DEAR AMY: I have a close friend who lives in another state. My friend is married to a minister, "Bret," who is friends with another minister in another church. (I will call the second minister "Steve.")

Steve is about 60 years old and unmarried. For at least 10 years he has hosted teenage boys in his home, sometimes as foster children and sometimes as exchange students.

With many of these boys, Steve has engaged in sexually inappropriate behavior, which my friend has described to me.

One of these children suffered a breakdown, and his parents had to fly over from Europe to retrieve him.

Now Steve is hosting a 16-year-old exchange student with whom he is having a sexual relationship. (The age of consent in this state is 16, and the relationship is apparently consensual.)

My friend was very upset about this. I told her that she needed to tell the authorities.

It has been several months now, and neither she nor her husband has done anything except talk to Steve and try to persuade him to stop.

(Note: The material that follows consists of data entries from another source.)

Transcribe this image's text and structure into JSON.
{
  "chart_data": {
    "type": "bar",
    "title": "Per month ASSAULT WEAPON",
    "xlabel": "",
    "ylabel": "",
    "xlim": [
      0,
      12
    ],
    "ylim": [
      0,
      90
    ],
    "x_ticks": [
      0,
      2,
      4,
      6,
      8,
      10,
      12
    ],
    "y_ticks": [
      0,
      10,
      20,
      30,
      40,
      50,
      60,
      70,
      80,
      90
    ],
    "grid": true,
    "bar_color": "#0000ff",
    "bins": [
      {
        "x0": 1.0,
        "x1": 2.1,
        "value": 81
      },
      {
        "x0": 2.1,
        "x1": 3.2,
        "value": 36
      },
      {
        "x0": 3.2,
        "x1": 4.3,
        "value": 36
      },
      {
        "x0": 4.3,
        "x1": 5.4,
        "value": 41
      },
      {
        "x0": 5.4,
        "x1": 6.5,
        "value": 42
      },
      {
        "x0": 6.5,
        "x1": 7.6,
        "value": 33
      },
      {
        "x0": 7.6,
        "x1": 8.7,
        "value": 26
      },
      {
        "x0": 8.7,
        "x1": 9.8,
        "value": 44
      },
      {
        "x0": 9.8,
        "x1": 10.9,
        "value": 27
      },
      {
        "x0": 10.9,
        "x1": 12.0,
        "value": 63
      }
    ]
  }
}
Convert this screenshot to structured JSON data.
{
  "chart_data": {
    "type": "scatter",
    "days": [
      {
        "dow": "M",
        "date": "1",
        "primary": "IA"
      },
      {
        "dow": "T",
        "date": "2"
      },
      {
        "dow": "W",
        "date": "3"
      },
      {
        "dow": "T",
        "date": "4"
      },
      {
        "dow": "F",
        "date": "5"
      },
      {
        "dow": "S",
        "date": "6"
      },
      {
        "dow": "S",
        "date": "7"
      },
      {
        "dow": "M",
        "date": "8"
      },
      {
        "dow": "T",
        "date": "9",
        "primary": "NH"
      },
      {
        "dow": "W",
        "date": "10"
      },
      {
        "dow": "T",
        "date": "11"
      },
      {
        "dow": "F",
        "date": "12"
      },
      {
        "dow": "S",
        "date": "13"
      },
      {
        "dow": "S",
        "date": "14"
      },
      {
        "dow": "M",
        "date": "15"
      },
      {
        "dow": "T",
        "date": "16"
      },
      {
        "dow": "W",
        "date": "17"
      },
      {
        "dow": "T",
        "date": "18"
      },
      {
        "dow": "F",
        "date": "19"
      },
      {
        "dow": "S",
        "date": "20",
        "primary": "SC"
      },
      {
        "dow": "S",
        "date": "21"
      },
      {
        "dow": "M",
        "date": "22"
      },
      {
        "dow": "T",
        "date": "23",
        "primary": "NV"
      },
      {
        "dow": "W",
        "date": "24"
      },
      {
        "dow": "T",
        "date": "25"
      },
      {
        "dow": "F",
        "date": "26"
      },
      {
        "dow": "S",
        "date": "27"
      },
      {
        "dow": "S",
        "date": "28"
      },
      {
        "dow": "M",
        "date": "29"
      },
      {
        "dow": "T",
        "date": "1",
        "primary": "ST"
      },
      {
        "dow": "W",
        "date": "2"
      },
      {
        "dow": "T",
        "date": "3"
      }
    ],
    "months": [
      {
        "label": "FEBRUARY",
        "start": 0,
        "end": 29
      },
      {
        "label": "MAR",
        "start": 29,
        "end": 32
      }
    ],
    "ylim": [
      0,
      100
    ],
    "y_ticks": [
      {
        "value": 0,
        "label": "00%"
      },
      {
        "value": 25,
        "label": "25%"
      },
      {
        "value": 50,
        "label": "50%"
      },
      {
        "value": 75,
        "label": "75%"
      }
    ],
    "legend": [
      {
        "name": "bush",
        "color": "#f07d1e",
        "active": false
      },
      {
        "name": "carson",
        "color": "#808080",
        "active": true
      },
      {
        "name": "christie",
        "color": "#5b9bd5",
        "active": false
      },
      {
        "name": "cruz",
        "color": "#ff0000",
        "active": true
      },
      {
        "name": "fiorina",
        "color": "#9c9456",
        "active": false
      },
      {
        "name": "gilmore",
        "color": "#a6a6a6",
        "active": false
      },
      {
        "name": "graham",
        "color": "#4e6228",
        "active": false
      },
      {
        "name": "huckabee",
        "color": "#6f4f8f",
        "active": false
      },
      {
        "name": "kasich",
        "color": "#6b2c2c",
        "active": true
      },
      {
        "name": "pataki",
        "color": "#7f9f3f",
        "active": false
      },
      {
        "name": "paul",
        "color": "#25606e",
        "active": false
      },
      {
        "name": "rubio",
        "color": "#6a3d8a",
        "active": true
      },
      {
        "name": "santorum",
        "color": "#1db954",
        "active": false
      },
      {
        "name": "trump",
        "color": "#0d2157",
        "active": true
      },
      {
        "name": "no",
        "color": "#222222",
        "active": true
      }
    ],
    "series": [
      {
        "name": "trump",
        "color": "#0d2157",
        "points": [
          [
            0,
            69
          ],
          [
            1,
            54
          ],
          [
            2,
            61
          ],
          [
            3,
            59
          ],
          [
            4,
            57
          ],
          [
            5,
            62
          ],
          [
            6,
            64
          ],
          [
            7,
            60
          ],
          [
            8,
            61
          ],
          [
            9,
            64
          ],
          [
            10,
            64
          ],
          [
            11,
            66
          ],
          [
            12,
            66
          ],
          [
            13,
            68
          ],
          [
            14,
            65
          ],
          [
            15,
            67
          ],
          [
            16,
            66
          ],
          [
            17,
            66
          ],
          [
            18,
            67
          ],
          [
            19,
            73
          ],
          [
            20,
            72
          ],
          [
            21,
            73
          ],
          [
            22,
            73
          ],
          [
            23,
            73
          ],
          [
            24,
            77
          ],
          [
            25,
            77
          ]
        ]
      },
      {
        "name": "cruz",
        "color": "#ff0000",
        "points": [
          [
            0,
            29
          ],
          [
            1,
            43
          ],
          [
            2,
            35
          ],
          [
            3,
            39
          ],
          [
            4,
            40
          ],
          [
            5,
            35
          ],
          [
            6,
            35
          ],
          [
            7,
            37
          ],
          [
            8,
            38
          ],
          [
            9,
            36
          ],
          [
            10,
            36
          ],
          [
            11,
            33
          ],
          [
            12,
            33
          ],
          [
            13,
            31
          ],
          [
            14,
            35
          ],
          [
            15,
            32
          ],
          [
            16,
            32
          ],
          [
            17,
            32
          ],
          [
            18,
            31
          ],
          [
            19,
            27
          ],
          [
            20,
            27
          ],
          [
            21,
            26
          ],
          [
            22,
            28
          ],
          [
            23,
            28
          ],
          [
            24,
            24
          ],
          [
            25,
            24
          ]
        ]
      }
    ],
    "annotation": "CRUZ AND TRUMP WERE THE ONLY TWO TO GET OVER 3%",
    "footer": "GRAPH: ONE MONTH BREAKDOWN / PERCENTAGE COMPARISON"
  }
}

I am tempted to call somebody myself, but A. I was told this information in confidence, and B, I have no direct knowledge of any of this.

I don't know if Steve's actions are illegal, but it certainly seems that he is unfit to serve as a foster parent.

What do you suggest I do? -- Worried

DEAR WORRIED: The knowledge (or belief) that a crime is being committed absolves you of the implicit promise of keeping a confidence.

If your friends' account of this activity is true, then their silence about this makes them complicit.